La nuova guerra di Crimea

Acque sempre più agitate nell’Ucraina reduce dal crollo degli arancioni, e nuove grane per il già indebolito presidente filo-occidentale Yushenko. Stavolta i guai vengono proprio dal mare, dove un piccolo incidente locale si è trasformato in uno spinoso caso internazionale. Che l’altroieri ha visto entrare in campo persino la Duma russa: con una risoluzione votata all’unanimità che esprime «seria preoccupazione» per un eventuale ingresso dell’Ucraina nella Nato, che avrebbe «conseguenze molto negative» nei rapporti con la Russia. Tutto comincia a Feodosia, piccola cittadina balneare sulle coste incantate di Crimea, un nome che pare rubato alle Città invisibili di Calvino. «No alla Nato in Crimea, no all’occupazione Usa», gridano da due settimane gli abitanti tra picchetti, cortei e blocchi stradali. All’origine di tutto, lo sbarco in città di 249 marines per partecipare a Sea Breeze 2006, esercitazioni militari multinazionali che si tengono da qualche anno nel mar Nero. Quest’anno, novità, dovrebbero arrivare a Feodosia anche una nave anfibia, un aereo e un plotone della Guardia Nazionale, oltre a infrastrutture provvisorie per alloggiare i «visitatori». Giammai, dicono i manifestanti, che ora cercano di bloccare il porto: la presenza dei marines in Crimea è «illegale» perché non autorizzata dal Parlamento nazionale (Rada), benché prevista in un decreto firmato proprio da Yushenko, che tuttavia la Rada ha rigettato più volte. Un nuovo voto è stato rinviato al 14. Nel frattempo però, il cargo Usa attraccato a Feodosia il 27 maggio insieme agli yankee ha scaricato anche armamenti «provvisori» destinati alle esercitazioni. Lo ha confermato ieri, dopo aver negato per giorni, proprio l’ambasciata statunitense a Kiev.
Martedì il parlamento di Crimea – che è regione autonoma – in seduta straordinaria ha dichiarato la penisola «Nato-free», chiedendo di sospendere l’accesso al proprio territorio di truppe Usa e personale Nato, e cancellare le esercitazioni. Intanto i marines restano trincerati nell’hotel-sanatorio d’epoca sovietica, circondati dai manifestanti (cui si è unito il clero ortodosso con tanto d’icone e paramenti sacri) e dalla polizia. Sono arrivati anche i generali dell’Esercito ucraino, chiamati in soccorso dagli Usa, mentre altre regioni costiere si allineavano alla protesta anti-Nato. Si teme un intervento repressivo della polizia, che ha già incriminato decine di manifestanti per abuso di ordine pubblico.

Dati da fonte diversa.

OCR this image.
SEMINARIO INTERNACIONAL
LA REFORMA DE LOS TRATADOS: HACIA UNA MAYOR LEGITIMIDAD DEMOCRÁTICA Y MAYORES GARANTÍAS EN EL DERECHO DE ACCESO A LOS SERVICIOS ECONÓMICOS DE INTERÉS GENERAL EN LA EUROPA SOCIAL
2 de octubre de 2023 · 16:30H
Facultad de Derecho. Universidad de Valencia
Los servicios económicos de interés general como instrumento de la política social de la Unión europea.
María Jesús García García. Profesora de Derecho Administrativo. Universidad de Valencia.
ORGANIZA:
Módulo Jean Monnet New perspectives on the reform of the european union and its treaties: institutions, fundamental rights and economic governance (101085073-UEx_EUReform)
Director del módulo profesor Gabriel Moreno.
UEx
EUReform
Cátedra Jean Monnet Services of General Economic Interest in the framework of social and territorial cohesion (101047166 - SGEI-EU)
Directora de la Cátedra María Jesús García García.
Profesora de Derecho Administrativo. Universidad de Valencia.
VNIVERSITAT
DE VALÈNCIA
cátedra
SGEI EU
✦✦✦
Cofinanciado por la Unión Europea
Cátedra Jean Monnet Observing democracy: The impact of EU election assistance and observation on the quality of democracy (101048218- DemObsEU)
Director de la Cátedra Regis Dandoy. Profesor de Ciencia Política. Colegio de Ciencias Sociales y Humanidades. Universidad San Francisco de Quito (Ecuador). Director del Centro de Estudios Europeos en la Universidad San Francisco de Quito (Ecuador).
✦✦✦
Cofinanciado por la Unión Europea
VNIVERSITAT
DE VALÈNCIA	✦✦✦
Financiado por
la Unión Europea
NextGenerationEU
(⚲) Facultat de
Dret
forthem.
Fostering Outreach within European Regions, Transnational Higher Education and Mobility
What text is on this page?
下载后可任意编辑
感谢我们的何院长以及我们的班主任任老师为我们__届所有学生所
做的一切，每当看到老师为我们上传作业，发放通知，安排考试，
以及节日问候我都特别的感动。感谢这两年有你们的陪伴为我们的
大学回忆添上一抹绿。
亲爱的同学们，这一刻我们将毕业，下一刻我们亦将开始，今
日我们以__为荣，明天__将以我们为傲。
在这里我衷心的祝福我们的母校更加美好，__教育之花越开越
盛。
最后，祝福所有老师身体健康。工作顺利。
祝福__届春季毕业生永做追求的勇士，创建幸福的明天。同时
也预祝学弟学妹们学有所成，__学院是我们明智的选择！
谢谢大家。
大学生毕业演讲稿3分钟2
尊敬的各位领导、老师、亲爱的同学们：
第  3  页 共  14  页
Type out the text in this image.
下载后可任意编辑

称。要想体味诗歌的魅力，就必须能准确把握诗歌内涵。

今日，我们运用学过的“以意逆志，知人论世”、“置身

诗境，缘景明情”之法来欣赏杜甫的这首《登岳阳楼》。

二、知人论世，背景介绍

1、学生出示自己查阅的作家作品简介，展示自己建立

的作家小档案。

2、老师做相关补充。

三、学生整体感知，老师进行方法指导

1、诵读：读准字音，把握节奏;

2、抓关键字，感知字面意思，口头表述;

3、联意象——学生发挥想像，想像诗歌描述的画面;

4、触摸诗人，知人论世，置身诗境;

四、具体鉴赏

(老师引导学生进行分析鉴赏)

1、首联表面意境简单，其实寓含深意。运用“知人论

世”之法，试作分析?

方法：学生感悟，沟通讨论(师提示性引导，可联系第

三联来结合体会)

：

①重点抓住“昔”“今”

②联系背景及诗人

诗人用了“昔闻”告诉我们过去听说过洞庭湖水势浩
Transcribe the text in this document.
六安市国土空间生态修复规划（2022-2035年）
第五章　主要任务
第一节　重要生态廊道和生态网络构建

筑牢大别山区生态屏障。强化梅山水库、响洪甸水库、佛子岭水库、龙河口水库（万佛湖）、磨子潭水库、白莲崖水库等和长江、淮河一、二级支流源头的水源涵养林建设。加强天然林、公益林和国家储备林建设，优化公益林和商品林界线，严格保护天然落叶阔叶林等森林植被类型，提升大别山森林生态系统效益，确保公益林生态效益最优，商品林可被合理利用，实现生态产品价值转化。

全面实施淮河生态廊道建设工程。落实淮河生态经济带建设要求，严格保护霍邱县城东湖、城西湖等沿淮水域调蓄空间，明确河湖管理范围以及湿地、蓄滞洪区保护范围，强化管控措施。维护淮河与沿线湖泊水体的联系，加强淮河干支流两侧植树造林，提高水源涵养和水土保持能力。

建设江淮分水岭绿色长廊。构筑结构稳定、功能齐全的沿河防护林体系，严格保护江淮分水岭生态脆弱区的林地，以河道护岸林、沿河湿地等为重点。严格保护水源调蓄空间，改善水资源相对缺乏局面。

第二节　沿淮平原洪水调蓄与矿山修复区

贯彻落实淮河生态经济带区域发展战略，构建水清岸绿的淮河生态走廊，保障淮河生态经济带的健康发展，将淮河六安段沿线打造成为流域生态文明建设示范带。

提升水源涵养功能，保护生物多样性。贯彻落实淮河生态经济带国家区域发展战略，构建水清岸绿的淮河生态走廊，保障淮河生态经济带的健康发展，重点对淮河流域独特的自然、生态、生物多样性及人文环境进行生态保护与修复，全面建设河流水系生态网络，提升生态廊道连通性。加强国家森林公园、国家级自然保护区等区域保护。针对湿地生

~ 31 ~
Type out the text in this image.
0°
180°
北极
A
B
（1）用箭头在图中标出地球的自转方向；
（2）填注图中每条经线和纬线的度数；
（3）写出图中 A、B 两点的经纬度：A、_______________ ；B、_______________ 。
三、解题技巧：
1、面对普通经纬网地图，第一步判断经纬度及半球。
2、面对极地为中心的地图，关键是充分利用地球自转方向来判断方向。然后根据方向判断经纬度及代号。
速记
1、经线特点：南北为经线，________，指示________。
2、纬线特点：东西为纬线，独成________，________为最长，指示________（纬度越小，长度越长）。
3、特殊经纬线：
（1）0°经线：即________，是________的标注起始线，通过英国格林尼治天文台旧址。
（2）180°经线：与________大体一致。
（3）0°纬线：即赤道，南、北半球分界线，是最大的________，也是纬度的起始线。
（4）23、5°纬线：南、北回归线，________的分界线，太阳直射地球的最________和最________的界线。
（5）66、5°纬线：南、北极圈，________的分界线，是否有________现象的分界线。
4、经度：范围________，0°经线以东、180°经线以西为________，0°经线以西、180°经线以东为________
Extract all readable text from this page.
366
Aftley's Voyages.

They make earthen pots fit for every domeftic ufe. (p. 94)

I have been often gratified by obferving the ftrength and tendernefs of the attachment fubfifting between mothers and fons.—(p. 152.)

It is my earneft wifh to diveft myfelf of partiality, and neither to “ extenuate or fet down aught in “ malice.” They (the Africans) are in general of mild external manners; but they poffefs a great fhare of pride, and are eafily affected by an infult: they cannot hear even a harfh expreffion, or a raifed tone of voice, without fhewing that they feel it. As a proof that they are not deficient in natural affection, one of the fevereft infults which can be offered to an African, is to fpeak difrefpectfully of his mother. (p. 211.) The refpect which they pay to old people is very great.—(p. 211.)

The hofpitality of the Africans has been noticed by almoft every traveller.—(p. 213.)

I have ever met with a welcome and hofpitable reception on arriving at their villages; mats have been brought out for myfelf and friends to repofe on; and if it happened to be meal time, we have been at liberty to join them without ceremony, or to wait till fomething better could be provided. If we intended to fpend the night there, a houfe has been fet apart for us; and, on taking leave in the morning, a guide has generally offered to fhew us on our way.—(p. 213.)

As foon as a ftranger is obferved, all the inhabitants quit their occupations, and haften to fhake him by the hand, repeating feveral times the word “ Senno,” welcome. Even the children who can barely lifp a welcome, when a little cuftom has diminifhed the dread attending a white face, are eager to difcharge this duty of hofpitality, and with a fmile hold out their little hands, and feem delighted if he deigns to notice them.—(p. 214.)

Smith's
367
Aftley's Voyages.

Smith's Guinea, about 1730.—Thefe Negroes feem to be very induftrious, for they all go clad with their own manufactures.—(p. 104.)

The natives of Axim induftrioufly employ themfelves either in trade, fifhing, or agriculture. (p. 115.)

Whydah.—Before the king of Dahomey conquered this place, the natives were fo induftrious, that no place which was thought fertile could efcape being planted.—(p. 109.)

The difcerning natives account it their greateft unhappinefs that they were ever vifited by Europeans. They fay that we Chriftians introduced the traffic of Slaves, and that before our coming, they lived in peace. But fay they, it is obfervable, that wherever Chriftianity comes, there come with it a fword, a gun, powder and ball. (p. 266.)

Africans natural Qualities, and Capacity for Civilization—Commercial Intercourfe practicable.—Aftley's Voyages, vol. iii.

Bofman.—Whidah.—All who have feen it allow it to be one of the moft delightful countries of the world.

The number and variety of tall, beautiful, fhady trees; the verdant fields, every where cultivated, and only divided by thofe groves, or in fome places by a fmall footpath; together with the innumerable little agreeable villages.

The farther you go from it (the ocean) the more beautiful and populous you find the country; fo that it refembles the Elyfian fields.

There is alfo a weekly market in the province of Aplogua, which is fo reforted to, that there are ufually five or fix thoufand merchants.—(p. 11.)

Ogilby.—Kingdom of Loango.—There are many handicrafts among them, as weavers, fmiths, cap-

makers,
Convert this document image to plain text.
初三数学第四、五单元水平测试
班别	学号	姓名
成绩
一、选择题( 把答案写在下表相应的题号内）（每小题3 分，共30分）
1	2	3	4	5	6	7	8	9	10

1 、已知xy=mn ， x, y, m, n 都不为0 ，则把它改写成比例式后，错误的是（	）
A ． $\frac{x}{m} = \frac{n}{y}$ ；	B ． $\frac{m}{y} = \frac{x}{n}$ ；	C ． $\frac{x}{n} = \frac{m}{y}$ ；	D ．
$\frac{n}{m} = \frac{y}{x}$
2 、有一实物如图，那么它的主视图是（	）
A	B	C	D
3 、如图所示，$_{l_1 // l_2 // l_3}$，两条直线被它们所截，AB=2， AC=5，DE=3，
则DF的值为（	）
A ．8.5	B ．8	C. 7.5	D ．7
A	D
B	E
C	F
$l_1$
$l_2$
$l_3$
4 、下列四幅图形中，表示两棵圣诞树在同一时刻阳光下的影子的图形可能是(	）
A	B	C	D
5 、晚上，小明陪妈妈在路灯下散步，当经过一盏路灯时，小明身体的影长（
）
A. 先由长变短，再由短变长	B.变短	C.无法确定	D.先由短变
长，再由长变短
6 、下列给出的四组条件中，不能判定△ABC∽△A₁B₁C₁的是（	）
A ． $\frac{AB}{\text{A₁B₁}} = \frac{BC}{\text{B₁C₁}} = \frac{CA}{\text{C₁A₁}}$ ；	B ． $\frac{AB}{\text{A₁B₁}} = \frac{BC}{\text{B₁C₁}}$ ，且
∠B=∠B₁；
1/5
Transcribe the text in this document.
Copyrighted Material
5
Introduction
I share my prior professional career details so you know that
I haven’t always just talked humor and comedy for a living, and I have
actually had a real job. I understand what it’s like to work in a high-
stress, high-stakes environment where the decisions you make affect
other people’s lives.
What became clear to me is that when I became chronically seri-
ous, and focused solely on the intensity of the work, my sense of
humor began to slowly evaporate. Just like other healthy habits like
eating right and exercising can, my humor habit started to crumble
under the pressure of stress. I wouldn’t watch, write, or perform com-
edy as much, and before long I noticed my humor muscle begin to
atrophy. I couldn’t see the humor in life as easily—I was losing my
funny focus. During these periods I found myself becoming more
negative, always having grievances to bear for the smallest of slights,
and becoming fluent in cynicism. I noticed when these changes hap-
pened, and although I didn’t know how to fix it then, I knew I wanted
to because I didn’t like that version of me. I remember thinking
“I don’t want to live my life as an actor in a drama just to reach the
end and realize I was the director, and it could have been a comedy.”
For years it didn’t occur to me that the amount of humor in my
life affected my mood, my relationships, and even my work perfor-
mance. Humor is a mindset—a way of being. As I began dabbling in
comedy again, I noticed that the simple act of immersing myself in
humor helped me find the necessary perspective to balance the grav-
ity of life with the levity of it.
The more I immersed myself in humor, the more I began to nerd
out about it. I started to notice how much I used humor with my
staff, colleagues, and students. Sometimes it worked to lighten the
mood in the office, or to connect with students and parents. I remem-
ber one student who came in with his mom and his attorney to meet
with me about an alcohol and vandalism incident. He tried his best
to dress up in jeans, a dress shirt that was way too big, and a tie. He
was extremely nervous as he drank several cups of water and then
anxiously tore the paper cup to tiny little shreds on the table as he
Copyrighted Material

Patata bollente per Kiev, dove a più di due mesi dalle elezioni non c’è ancora un governo. E dove Yushenko è sempre più in difficoltà, dopo la spaccatura del fronte arancione e il risorgere del filorusso Yanukovich. Ma l’incidente è anche spia di una crisi profonda tra centro e provincia. La Crimea è per tradizione storica una delle zone pro-russe d’Ucraina, ospita milioni di abitanti e turisti d’origine russa. Qui, a Sebastopoli, Mosca tiene ancora ormeggiata dopo il crollo dell’Urss la flotta del Mar Nero, il cui ritiro dal territorio ucraino (previsto per il 2017) è oggetto di interminabili negoziati con Kiev. Molti hanno paura che Sea Breeze faccia da cavallo di Troia all’ingresso effettivo della Nato in Ucraina, da sempre caldeggiato da Yushenko.
La costa ucraina si presenta inquieta anche più a est, sul mar d’Azov che segna il confine con la Russia, dove in questi giorni è riemerso il contenzioso tra i due paesi per la proprietà del piccolo ma strategico stretto di Kerch. Sempre a est, nelle province a maggioranza russofona di Kharkov e Luhansk e in città come Dnipropetrovsk e Nikolaiev, le autorità locali hanno deciso di ripristinare l’uso del russo come lingua ufficiale, accanto all’ucraino. Uso cancellato – con poca lungimiranza visti i gravi problemi burocratici che ne sono scaturiti – proprio dalla rivoluzione arancione.
Ora il Partito delle Regioni di Yanukovich cavalca la protesta di Feodosia, chiedendo le dimissioni del ministro della Difesa Gritsenko, mentre Mosca ventila ritorsioni economiche contro Kiev. E persino i socialisti di Moroz, alleati di Yushenko, minacciano di uscire dalla proposta coalizione di governo «arancione» che sbloccherebbe la crisi, se il presidente insisterà sull’opzione pro-Nato. Intanto, nel timore di cattivi influssi, si continua a rimandare la visita di Putin nel paese.